Orchidée ayant réussi sa sortie. Photo : Bruno H.
 - échanges d'information enthousiastes avec des autochtones très ouverts et très désireux de nous faire découvrir leurs plantigrades favoris.
- casse-croûtes réconfortants et chaleureux, à base de saucisson, chorizo et jambon du pays.

Je n'ai pas eu beaucoup d'occasions d'ouvrir mon carnet à dessins durant ces quatre jours, en raison d'une météo capricieuse oscillant entre neige, grêle ou encore pluie (et même, parfois, un peu des trois en même temps). Le dessin qui suit est donc une reconstitution d'après les photos que nous avons prises.
"OURS !" (SMS et photos : Bruno H.)
Eh oui ! On l'a vu ! Ou plutôt on les a vus. Un gros mâle et une femelle qui se faisaient la cour, et que nous avons observés six heures durant (Antoine vous dira plutôt 5h30, parce qu'il est beaucoup plus rigoureux qu'Ivan et moi). Le mâle suivait la femelle, à quelques mètres de distance, et la paire s'arrêtait de temps en temps pour grignoter ou faire une petite sieste. Quel régal, juste avant de lever le camp pour la Sierra de la Culebra, "spot à loups" espagnol renommé !

Mais évidemment, ceci est une autre histoire...

samedi 1 juin 2013

Les choses vraies - épisode 2 (l'arrivée)

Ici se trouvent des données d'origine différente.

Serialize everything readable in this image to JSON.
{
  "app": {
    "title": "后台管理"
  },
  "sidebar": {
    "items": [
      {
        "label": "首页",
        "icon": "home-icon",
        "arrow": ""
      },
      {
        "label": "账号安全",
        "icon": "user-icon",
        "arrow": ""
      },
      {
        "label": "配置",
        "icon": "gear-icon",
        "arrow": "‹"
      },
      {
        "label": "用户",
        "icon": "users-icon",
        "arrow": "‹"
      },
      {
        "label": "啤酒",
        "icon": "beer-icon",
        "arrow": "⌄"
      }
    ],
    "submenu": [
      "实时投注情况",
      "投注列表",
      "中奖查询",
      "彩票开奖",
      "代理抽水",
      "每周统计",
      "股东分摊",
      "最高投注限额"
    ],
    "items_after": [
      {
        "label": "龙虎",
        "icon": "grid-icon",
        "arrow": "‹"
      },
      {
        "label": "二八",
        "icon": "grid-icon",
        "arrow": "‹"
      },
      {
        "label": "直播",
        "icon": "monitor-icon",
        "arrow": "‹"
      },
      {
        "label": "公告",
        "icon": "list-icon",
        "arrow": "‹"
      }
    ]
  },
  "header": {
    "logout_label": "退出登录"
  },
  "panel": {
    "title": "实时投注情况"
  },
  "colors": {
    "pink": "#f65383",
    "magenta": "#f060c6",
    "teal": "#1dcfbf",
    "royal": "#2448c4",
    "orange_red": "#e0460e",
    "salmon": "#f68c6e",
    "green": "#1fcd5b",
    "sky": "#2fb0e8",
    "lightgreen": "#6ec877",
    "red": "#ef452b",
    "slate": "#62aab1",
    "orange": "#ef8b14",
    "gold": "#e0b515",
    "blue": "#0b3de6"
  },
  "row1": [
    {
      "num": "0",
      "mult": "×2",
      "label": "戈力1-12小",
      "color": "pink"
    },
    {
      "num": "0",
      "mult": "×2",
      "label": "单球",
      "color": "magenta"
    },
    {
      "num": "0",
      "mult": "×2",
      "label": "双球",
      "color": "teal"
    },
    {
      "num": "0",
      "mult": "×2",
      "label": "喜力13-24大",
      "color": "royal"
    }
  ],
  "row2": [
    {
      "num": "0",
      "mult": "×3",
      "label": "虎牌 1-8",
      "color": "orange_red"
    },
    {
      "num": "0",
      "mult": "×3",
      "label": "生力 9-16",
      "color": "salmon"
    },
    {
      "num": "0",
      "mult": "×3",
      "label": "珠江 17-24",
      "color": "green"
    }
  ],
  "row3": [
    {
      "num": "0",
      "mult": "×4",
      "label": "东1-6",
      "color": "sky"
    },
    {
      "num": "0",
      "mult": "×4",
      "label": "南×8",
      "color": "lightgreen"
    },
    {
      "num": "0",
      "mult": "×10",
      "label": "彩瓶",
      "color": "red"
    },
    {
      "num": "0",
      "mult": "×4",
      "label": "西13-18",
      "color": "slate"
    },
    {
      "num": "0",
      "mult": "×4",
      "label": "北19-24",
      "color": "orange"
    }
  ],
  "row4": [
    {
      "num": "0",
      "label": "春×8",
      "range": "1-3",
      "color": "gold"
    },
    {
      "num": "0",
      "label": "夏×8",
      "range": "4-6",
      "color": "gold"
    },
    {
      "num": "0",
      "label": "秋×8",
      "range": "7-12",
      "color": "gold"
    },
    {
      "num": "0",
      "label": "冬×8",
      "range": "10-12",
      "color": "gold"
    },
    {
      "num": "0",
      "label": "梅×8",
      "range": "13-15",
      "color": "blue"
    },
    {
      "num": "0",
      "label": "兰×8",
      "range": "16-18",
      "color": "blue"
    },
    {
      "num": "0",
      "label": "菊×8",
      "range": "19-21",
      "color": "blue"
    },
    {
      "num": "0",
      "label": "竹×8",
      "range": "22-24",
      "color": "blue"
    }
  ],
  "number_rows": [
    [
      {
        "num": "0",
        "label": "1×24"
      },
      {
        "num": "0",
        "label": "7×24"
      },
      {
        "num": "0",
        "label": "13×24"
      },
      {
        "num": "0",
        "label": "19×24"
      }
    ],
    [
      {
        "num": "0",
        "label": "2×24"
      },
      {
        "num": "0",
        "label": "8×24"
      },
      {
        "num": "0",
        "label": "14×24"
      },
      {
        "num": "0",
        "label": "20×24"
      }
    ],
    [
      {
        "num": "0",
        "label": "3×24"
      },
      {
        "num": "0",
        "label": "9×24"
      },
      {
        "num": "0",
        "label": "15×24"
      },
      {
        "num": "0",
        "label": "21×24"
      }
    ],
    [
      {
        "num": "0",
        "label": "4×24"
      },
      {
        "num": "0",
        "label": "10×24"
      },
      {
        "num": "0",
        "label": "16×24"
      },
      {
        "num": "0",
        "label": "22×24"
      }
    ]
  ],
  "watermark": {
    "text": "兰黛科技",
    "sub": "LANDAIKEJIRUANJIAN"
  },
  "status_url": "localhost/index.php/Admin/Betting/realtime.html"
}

Chose promise, chose due : voici le deuxième épisode de mon voyage à la rencontre de la faune sauvage, la vraie. Celle qui possède des crocs tranchants et des griffes acérées.
Ce voyage, comme je le disais dans le message précédent, m'a conduit à découvrir l'Espagne, un pays que je ne connaissais pas, mais à propos duquel j'avais des préjugés en matière de climat. Préjugés qui - comme tout préjugé qui se respecte - se sont révélés inexacts.
On m'avait dit qu'il faisait beau et chaud en Espagne, parce que c'est le sud. J'avoue avoir été un peu surpris en découvrant cette vue au mois de Mai... J'ai même douté un moment, m'imaginant que nous avions fait 1200 km dans la mauvaise direction...

L’Espagne au mois de Mai - cliquez pour agrandir














Vous allez me dire que j'exagère. Que l'on peut faire dire n'importe quoi à un dessin. Vous voulez une preuve, c'est ça ?

Les aventures d'Olivier en Espagne (cliché : Bruno H.)














Mais qu'à cela ne tienne ! Maintenant que nous étions là, plus rien ne pouvait nous arrêter ! Ours et loups n'avaient plus qu'à bien se tenir !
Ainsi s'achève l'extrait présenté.